多摩化学工業子会社が米アリゾナ州に半導体材料の製造・研究施設を開設
(米国)
ロサンゼルス発
2025年06月27日
米国アリゾナ州のアリゾナ商業公社(Arizona Commerce Authority)は6月24日、多摩化学工業子会社のモーゼスレイク・インダストリーズ(本社:米国ワシントン州)がアリゾナ州メサ市に半導体材料の製造および研究施設を開設したと発表した。同社は半導体製造過程における高純度の電解質供給や銅をベースとした材料製造に取り組んでおり、開設した施設ではこれらの開発・製造に取り組むとみられる。
同施設は5万平方フィート(約4,600平方メートル)の敷地面積を有し、投資規模は約1億ドルとされる。増大する半導体業界の需要を満たすために、顧客の研究開発チームとの緊密な連携を促進し、サプライチェーンを効率化させていくという。モーゼスレイク・インダストリーズの江良博之社長兼最高経営責任者(CEO)は「新施設の開設は重要な中間目標地点であり、革新的な半導体産業の最前線に立って顧客をサポートするという深いコミットメントを反映している。
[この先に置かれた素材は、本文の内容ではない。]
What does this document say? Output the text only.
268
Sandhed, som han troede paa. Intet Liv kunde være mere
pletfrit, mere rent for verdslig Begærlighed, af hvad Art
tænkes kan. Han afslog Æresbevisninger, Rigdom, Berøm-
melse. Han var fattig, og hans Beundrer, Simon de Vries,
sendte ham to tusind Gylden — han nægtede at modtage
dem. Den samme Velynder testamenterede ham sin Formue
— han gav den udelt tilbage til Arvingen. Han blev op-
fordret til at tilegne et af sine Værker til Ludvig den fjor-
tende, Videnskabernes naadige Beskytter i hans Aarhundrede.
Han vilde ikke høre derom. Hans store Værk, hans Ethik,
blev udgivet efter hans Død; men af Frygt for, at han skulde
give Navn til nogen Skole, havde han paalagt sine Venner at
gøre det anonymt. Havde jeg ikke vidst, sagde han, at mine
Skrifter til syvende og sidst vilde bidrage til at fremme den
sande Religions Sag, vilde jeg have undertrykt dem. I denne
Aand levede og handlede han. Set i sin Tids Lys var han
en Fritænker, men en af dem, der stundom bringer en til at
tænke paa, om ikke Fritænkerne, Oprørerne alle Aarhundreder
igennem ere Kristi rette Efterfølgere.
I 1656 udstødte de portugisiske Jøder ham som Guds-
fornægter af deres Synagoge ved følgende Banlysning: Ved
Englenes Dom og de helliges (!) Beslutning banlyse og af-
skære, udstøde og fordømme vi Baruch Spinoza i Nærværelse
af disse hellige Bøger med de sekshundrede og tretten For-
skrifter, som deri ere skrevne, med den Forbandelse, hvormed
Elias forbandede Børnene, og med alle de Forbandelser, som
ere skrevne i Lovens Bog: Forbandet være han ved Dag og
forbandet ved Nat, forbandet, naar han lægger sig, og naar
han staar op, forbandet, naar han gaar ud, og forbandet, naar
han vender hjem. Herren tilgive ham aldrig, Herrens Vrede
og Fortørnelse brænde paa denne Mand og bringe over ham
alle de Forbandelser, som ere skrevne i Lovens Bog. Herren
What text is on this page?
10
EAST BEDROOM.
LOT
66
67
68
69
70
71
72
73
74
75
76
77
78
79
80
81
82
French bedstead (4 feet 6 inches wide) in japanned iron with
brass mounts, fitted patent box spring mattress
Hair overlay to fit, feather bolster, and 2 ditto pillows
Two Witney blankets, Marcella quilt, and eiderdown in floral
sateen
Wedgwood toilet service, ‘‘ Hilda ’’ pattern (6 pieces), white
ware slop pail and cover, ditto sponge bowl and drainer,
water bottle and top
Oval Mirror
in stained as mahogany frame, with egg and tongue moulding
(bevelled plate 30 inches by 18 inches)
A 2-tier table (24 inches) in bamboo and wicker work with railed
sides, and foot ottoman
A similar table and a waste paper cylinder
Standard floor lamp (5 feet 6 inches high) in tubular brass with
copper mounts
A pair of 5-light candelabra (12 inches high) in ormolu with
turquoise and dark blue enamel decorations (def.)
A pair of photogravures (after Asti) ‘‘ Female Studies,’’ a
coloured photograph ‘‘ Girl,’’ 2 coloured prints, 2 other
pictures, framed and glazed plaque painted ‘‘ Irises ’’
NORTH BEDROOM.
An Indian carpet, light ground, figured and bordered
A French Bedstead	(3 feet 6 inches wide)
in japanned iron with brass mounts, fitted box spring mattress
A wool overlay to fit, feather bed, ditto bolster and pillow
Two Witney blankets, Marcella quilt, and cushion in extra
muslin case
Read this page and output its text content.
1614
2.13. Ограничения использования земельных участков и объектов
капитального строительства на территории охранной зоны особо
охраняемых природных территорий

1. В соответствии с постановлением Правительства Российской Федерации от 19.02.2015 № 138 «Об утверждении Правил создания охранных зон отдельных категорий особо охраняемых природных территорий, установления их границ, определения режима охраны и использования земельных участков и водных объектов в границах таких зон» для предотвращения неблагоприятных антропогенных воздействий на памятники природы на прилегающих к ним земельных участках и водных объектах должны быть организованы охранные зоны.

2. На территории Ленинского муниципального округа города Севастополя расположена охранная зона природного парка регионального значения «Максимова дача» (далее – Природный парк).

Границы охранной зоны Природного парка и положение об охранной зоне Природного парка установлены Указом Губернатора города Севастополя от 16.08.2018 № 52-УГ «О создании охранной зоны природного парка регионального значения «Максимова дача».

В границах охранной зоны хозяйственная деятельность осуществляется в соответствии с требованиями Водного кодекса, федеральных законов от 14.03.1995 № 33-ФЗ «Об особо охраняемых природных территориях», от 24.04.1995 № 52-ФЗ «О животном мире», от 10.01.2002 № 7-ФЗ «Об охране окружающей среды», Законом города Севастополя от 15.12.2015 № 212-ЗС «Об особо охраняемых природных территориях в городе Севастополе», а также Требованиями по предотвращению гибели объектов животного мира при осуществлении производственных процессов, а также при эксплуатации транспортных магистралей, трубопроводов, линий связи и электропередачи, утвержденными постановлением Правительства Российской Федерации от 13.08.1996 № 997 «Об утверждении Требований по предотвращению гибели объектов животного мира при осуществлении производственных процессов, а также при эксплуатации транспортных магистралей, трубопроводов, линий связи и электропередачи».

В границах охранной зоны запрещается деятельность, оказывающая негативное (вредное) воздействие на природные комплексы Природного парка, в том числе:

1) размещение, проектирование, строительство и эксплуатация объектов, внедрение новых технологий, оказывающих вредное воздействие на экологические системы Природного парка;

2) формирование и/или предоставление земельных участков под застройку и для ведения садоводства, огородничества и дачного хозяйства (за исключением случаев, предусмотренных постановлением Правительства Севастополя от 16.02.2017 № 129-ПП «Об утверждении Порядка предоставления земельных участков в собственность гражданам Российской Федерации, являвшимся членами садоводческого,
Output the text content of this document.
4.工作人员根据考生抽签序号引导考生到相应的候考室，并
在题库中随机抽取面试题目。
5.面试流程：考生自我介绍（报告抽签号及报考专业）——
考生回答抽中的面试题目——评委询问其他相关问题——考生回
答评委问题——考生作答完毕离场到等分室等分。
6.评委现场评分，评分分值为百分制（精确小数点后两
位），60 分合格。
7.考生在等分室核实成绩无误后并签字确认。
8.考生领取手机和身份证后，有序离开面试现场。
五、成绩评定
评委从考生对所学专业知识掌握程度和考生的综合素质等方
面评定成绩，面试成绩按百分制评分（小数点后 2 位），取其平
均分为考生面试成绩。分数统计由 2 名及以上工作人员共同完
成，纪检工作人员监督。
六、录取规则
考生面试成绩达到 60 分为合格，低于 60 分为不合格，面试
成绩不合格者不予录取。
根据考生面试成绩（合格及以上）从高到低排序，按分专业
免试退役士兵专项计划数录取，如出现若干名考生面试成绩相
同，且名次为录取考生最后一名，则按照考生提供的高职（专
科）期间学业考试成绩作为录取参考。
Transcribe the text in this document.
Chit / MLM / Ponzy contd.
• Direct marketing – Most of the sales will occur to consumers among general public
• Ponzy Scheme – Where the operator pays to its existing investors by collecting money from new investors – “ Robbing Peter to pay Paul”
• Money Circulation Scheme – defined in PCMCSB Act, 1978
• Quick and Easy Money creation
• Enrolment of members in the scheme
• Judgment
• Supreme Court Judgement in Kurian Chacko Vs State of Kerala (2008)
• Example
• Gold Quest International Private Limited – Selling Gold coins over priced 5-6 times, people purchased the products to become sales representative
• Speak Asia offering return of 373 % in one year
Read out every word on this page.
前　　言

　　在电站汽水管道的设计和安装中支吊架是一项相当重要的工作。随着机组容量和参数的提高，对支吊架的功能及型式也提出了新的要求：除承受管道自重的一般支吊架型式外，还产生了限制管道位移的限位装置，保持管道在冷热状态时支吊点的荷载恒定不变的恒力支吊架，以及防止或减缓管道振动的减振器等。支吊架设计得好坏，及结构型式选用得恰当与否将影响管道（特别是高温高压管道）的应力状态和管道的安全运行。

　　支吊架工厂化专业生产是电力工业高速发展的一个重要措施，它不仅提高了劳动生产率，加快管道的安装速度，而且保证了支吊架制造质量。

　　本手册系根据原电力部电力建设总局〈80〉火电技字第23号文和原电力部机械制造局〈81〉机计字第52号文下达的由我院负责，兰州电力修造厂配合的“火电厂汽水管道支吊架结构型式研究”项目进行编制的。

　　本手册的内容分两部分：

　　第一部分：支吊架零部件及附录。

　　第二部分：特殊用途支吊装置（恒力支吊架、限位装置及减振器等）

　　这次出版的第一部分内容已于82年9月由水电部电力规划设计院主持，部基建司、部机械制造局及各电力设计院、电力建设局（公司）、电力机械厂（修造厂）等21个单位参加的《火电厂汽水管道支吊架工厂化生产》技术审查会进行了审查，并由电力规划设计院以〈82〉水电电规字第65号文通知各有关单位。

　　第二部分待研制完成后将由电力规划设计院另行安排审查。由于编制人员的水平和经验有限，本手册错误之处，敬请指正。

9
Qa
アリゾナの強靭(きょうじん)な半導体エコシステム、熟練した労働力、戦略的に有利な条件は、継続的に事業を拡大していくうえで理想的な基盤となっている」とコメントしている。
アリゾナ州は地理的環境やインフラ、コスト面で優位性を持ち、半導体関連の投資が相次いでいる(2025年4月9日付地域・分析レポート参照)。こうした中で、ソフトバンクグループが半導体ファウンドリー(受託製造)世界最大手の台湾積体電路製造(TSMC)と提携し、アリゾナ州にロボット・人工知能(AI)開発のための1兆ドル規模の工業団地を建設する構想を持っている、との報道も出ている(ブルームバーグ6月20日)。